On Jan. 6, UO students received clarity from the university in the form of an email, notifying them that instructors may “move courses that are experiencing 20 percent or more COVID-related student absences” to online learning for a limited period. This decision to return to remote learning ultimately falls on the professors, who require dean approval.
Many are satisfied with this response. “I’m fully fine with Oregon being in-person and teachers giving options to be online,” student Chris Engel said. The ability to learn in-person amid a global pandemic is undoubtedly something to be grateful for, but not all UO students have been given this option.
“All of my classes have been moved online — I guess I just didn’t expect this to happen so quickly,” student Gracie Nelson said. “It’s been confusing.”
It seems unfair that some students should be given the option for in-person learning while others are not, and perhaps a more unified decision from the university would have alleviated this issue. Instead, there was none. It’s difficult to complain about this (to Zoom or not to Zoom) when no option is particularly good, but surely the option that least risks student safety is the lesser of two evils.
“There has been no effort to reduce class sizes,” student Anna Anton said. “I am always shoulder-to-shoulder with other students. It risks everyone’s safety.”
Fortunately for us all, with the university seemingly unwilling to reduce class sizes, COVID-19 has jumped into action. Students attending in-person classes may notice each day that one or two more of their peers have opted to stay home, and they may start to hope their name isn’t the next to appear at the top of the growing list of the university’s positive cases.
It is clear the university was ill prepared for winter term to elicit so many different student needs and opinions and should have planned to better assist professors in making these accommodations. “The school should have provided better resources for teachers,” student Tal Lotzof, whose math professor has struggled to show students online clear images of their in-person screen, said. Adequate cameras, instructions on how to use Zoom’s features like screen-sharing or breakout rooms, smaller class sizes and clearer COVID-19 guidelines all would have eased this transition for professors and students alike.
At the end of the school day, though, there are no real winners — except for perhaps President Michael Schill and his fellow 6-figure-making administrators. In early April 2021, Schill and other administrators did opt to take slight pay cuts, which were expected to last six months. Having cited concerns that students may not stay throughout our first spring term of remote instruction, Schill may be relieved to see the 2021-2022 school year accomplished a record enrollment despite COVID-19 concerns.
If these pay cuts, or ahem, enrollment concerns had persisted, though, the university’s hesitancy to announce this winter term to begin online makes sense. With all students now experiencing a “unique” winter term (be it online, in person or somewhere in between), the university can hide their accountability behind these shrouded layers of confusion and chaos.
But not from me, they can’t. I admit it’s unfair to assume poor intentions drove the university’s decision — or lack thereof — this term.
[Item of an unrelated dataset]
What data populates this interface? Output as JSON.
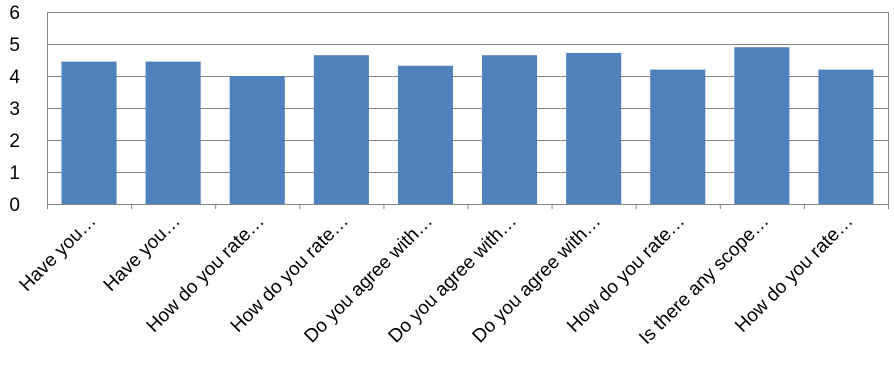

It is understandable that any institution would struggle to decide what is the best working option amid changing CDC guidelines and a new, rapidly spreading variant. Still, I can’t help but wish university officials had been more transparent with their decision-making process and had made clearer efforts to prioritize student and faculty safety.
Ultimately, all the university has really done was choose not to make the hard decision to move winter term, at least initially, online. In perhaps saving themselves some backlash from students and parents hoping for in-person education, they have shirked responsibility onto students and professors to navigate the quick and confusing shift into hybrid learning.
It may be true there are no real winners of winter term, but there are losers. (That’s us, guys.)